I meant to post this to @mperham on twitter but it does not really fit in a tweet Quite a few times we have notice a “stuck” sidekiq. All the jobs in the queue appear to be “stuck” in a running state forever.
I managed to isolate what is causing it today and would like some tips on how to correct it. It appears the “identity” of job’s owner is determined based on hostname:PID
If you hang-up a processor Sidekiq “detects” that a hostname:PID
is not around about 20-30 seconds after its is terminated. When that happens it will clear all the jobs it thought that hostname:PID
owned.
However in a docker world we are able to do very quick restarts that very often maintain the same hostname:pid
after restart before Sidekiq detects that the old job processor died. This sequence leaves us with jobs that appear to be running forever.
This issue has popped up many times on many customers and internally, but we never really picked up on the reason till now.
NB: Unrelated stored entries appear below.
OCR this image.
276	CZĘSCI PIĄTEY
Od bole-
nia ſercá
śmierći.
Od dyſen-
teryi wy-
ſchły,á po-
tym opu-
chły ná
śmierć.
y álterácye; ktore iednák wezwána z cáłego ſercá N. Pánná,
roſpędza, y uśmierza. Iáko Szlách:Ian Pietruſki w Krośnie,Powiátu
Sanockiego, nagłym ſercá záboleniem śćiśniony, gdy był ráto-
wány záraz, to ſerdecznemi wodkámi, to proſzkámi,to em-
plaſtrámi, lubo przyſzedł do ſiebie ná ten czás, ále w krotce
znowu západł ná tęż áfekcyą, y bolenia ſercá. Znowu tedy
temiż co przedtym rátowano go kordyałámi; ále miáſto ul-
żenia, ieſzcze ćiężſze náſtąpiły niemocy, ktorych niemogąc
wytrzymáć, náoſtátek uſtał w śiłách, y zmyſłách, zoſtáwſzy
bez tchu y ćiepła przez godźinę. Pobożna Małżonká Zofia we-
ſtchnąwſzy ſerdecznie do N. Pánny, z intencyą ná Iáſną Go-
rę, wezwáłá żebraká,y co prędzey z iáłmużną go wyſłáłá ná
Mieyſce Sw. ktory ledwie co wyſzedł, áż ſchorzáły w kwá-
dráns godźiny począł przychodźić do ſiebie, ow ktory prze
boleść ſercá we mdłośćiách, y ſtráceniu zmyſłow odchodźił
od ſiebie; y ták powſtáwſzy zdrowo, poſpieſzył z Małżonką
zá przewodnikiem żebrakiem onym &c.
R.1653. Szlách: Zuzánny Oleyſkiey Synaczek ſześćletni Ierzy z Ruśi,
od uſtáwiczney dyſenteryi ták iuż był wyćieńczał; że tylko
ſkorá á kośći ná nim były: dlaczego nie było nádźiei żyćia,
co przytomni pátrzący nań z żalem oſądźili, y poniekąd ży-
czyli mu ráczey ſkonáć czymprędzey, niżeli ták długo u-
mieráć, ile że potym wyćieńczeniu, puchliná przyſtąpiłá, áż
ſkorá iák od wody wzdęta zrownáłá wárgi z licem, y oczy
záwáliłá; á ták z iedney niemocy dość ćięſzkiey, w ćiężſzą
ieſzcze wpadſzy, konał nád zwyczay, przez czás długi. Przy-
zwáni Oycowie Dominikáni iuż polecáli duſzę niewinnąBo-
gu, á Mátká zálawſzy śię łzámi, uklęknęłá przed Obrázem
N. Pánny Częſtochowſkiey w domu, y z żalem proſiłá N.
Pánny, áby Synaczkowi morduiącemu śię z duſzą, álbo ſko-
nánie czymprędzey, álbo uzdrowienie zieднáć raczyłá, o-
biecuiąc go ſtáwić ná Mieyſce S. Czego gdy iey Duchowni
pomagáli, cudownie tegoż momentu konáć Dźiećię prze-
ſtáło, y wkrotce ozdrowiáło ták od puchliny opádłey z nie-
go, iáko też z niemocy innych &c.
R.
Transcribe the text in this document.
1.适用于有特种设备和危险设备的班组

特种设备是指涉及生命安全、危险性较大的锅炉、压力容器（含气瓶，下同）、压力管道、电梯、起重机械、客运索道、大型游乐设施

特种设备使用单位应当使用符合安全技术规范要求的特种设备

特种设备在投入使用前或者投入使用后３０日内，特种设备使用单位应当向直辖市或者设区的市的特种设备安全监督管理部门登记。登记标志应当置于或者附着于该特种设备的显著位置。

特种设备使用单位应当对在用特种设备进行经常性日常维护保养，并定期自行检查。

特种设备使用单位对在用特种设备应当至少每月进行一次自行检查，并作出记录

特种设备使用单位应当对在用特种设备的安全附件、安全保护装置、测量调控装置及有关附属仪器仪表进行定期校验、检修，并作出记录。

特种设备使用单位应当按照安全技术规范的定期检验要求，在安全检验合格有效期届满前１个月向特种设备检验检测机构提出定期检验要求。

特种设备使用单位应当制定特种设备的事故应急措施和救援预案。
I guess my questions are:
-
Can we amend sidekiq so it uses an additional piece of data for job processor identity, eg:
hostname:PID:guid
? -
Can we improve our shutdown sequence to cleanly clear the currently running jobs?
-
Any other ideas? (timeout can work here, but it will have a very delayed effect)
Note: we can not use any of the Sidekiq professional or enterprise features as we need the fix to apply to all Discourse open source users.